Microbiology is a subcategory of the medical field known as biological science. The typical microbiologist has at least a bachelor’s degree in biology or another life science field. There are two types of immunology research: basic and applied. Basic research seeks to simply expand on the knowledge and uses of immunology already in existence. Most immunology jobs in basic research are found in the government or university sector. These jobs typically require microbiologists to submit grant proposals in order to gain funding.

Immunology jobs in applied microbiology involve microbiologists conducting research designed to solve a particular problem. Jobs of this nature are typically found in the private sector, usually with pharmaceutical companies and hospitals. Although microbiologists in this field may not have to actively solicit funding, they still have to describe their research plans and have their proposals approved by members of management who may control their budget.

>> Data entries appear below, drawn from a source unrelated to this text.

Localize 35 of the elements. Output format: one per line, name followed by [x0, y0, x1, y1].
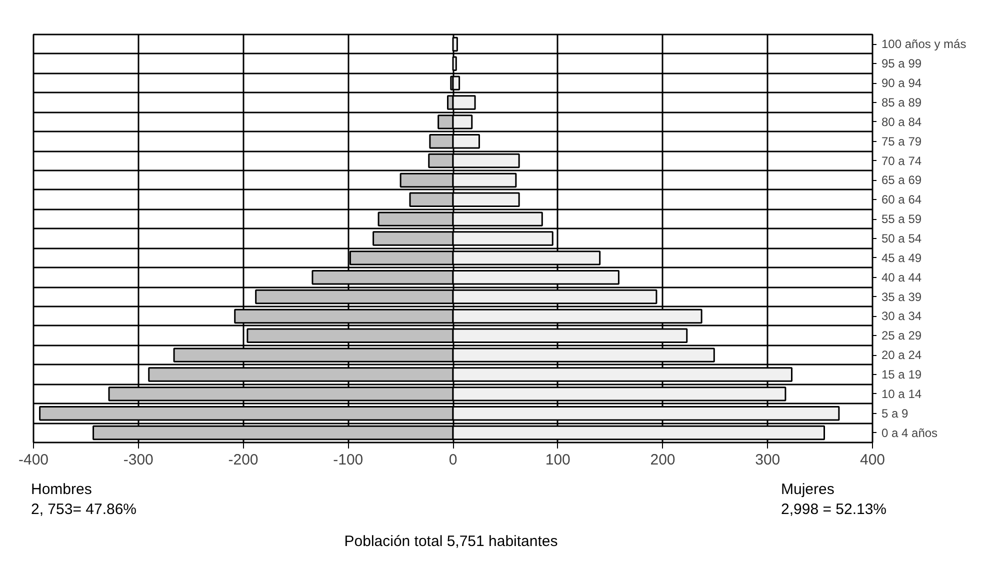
y-tick-label: 85 a 89: [882, 96, 922, 110]
y-tick-label: 45 a 49: [882, 250, 922, 265]
text: Mujeres 2,998 = 52.13%: [781, 480, 887, 520]
y-tick-label: 95 a 99: [882, 56, 922, 71]
y-tick-label: 15 a 19: [882, 368, 922, 382]
x-tick-label: 300: [755, 452, 780, 468]
x-tick-label: -200: [228, 452, 258, 468]
x-tick-label: 0: [448, 452, 458, 468]
y-tick-label: 25 a 29: [882, 328, 922, 343]
y-tick-label: 70 a 74: [882, 154, 922, 168]
x-tick-label: -100: [333, 452, 364, 468]
x-tick-label: -400: [18, 452, 49, 468]
y-tick-label: 75 a 79: [882, 134, 922, 148]
y-tick-label: 55 a 59: [882, 212, 922, 226]
y-tick-label: 30 a 34: [882, 309, 922, 324]
x-tick-label: -300: [123, 452, 154, 468]
text: Hombres 2, 753= 47.86%: [31, 480, 137, 520]
y-tick-label: 40 a 44: [882, 270, 922, 284]
x-tick-label: 100: [545, 452, 570, 468]
y-tick-label: 20 a 24: [882, 348, 922, 362]
y-tick-label: 65 a 69: [882, 173, 922, 188]
y-tick-label: 35 a 39: [882, 290, 922, 304]
y-tick-label: 100 años y más: [882, 37, 966, 52]
y-tick-label: 10 a 14: [882, 386, 922, 401]
y-tick-label: 0 a 4 años: [882, 426, 938, 440]
y-tick-label: 5 a 9: [882, 406, 909, 420]
y-tick-label: 90 a 94: [882, 76, 922, 90]
y-tick-label: 60 a 64: [882, 192, 922, 207]
bar: [452, 76, 460, 90]
text: Población total 5,751 habitantes: [343, 532, 559, 552]
x-tick-label: 200: [650, 452, 676, 468]
y-tick-label: 50 a 54: [882, 232, 922, 246]
y-tick-label: 80 a 84: [882, 114, 922, 129]
x-tick-label: 400: [860, 452, 886, 468]
bar: [452, 56, 457, 71]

Medical scientists conduct work similar to that of microbiology. Immunology jobs in medical science involve studying organic materials in order to gain insight into the origin of diseases and how they can be prevented. Unlike microbiologists, medical scientists are usually licensed physicians. This allows them to work directly with patients and collect samples of biological materials by drawing blood or engaging in other invasive procedures. Doctors in this field can use the data gleaned from such samples in order to develop medications or vaccines.

Immunology jobs as clinical lab technologists involve reviewing and processing fluids, tissues, and cells collected in the study of immunology. Technologists analyze the content of such samples for a variety of purposes. For example, personnel working these types of immunology jobs may examine blood to see how the viruses present react to the introduction of a possible vaccine. They may also prepare samples for examination by microbiologists or medical scientists. The minimum requirements for working these types of immunology jobs are a high school diploma; most training is conducted on the job under the supervision of more experienced personnel.